First Clinical Medical College, Shanxi Medical University, Taiyuan, China.
Front Aging Neurosci. 2022 Jul 18;14:943380. doi: 10.3389/fnagi.2022.943380. eCollection 2022.
Cognitive impairment (CI) has become a worldwide health problem. The relationship between CI and uric acid (UA) is contradictory.
We included participants with a full spectrum of CI, from cognitively unimpaired (CU) to dementia, from the Chongqing Ageing & Dementia Study (CADS).

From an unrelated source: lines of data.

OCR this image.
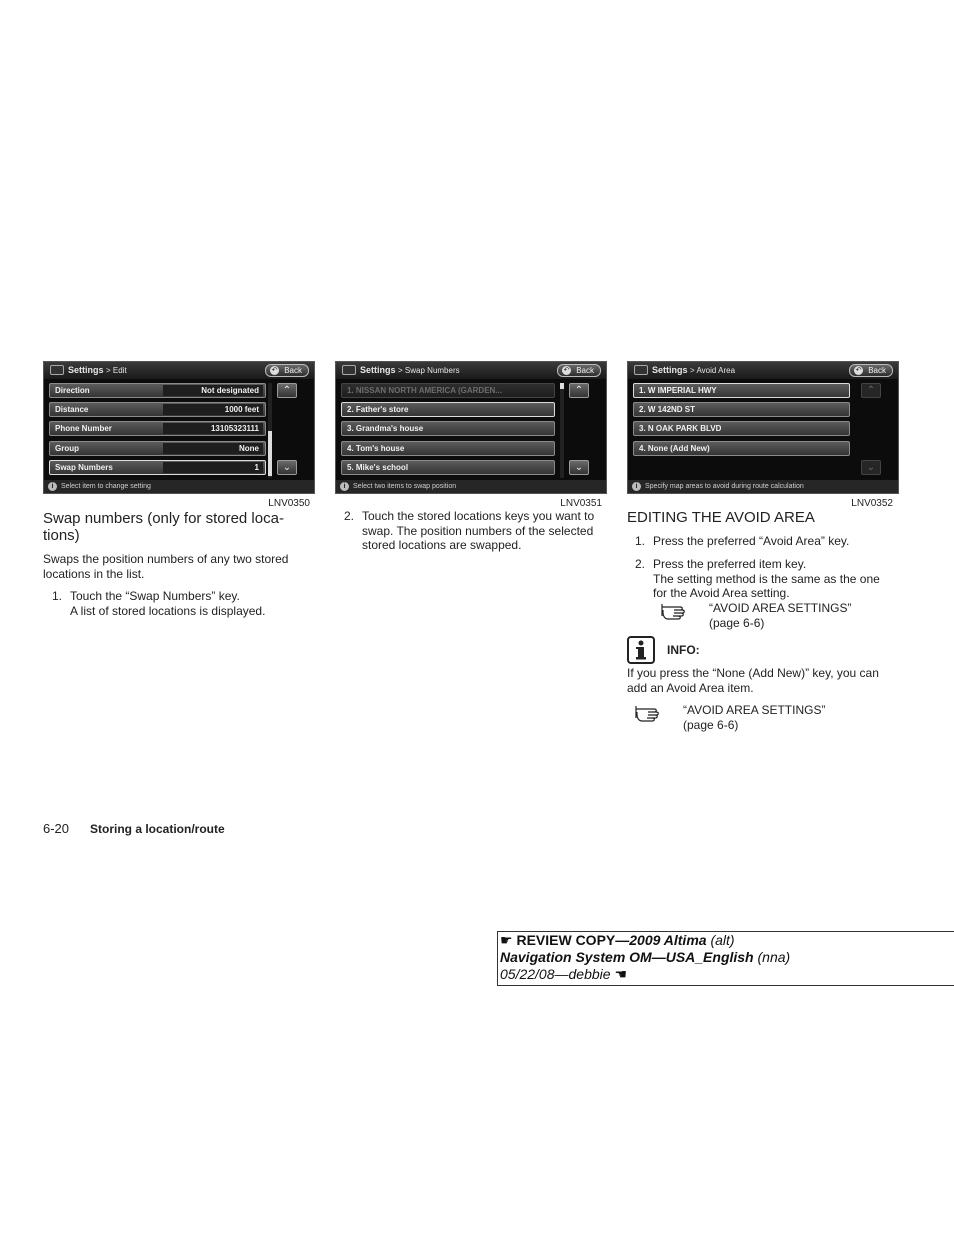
Settings > Edit	↶ Back
Direction	Not designated
Distance	1000 feet
Phone Number	13105323111
Group	None
Swap Numbers	1
⌃
⌄
i	Select item to change setting
LNV0350
Settings > Swap Numbers	↶ Back
1. NISSAN NORTH AMERICA (GARDEN...
2. Father's store
3. Grandma's house
4. Tom's house
5. Mike's school
⌃
⌄
i	Select two items to swap position
LNV0351
Settings > Avoid Area	↶ Back
1. W IMPERIAL HWY
2. W 142ND ST
3. N OAK PARK BLVD
4. None (Add New)
⌃
⌄
i	Specify map areas to avoid during route calculation
LNV0352
Swap numbers (only for stored loca-
tions)
Swaps the position numbers of any two stored
locations in the list.
1. Touch the “Swap Numbers” key.
A list of stored locations is displayed.
2. Touch the stored locations keys you want to
swap. The position numbers of the selected
stored locations are swapped.
EDITING THE AVOID AREA
1. Press the preferred “Avoid Area” key.
2. Press the preferred item key.
The setting method is the same as the one
for the Avoid Area setting.
“AVOID AREA SETTINGS”
(page 6-6)
INFO:
If you press the “None (Add New)” key, you can
add an Avoid Area item.
“AVOID AREA SETTINGS”
(page 6-6)
6-20 Storing a location/route
☛ REVIEW COPY—2009 Altima (alt)
Navigation System OM—USA_English (nna)
05/22/08—debbie ☚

First, we identified the relationships between serum UA (sUA) and cognitive function in different stages of CI. Second, we analyzed these relationships among different stages and types of CI. Finally, we explored the association between sUA and amyloid/tangle/neurodegeneration (ATN) biomarkers.
We recruited 427 participants from the CADS, including 382 participants with mini-mental state examination (MMSE) evaluation. The levels of sUA were positively correlated with MMSE scores ( < 0.001), and the correlation was prominent in the course of dementia and in the type of Alzheimer's disease (AD). The levels of UA had a positive correlation with plasma amyloid-β 42 (Aβ42) ( = 0.004). Higher levels of sUA weakened the correlation of MMSE scores with CSF ATN biomarkers and the correlation of CSF Aβ42 with tau.
UA is positively correlated with cognitive function, especially in the advanced stage of AD. The probable neuroprotective effects of sUA mainly act on Aβ42 and the downstream pathological cascade.
认知障碍(CI)已成为一个全球性的健康问题。CI与尿酸(UA)之间的关系存在矛盾。
我们纳入了来自重庆衰老与痴呆研究(CADS)的从认知未受损(CU)到痴呆的全谱CI参与者。
首先,我们确定了血清尿酸(sUA)与CI不同阶段认知功能之间的关系。其次,我们分析了不同阶段和类型CI之间的这些关系。最后,我们探讨了sUA与淀粉样蛋白/缠结/神经退行性变(ATN)生物标志物之间的关联。
我们从CADS招募了427名参与者,其中包括382名接受简易精神状态检查(MMSE)评估的参与者。sUA水平与MMSE评分呈正相关(<0.001),且这种相关性在痴呆病程和阿尔茨海默病(AD)类型中尤为突出。UA水平与血浆淀粉样蛋白-β42(Aβ42)呈正相关(=0.004)。较高的sUA水平削弱了MMSE评分与脑脊液ATN生物标志物之间的相关性以及脑脊液Aβ42与tau之间的相关性。
UA与认知功能呈正相关,尤其是在AD晚期。sUA可能的神经保护作用主要作用于Aβ42及其下游病理级联反应。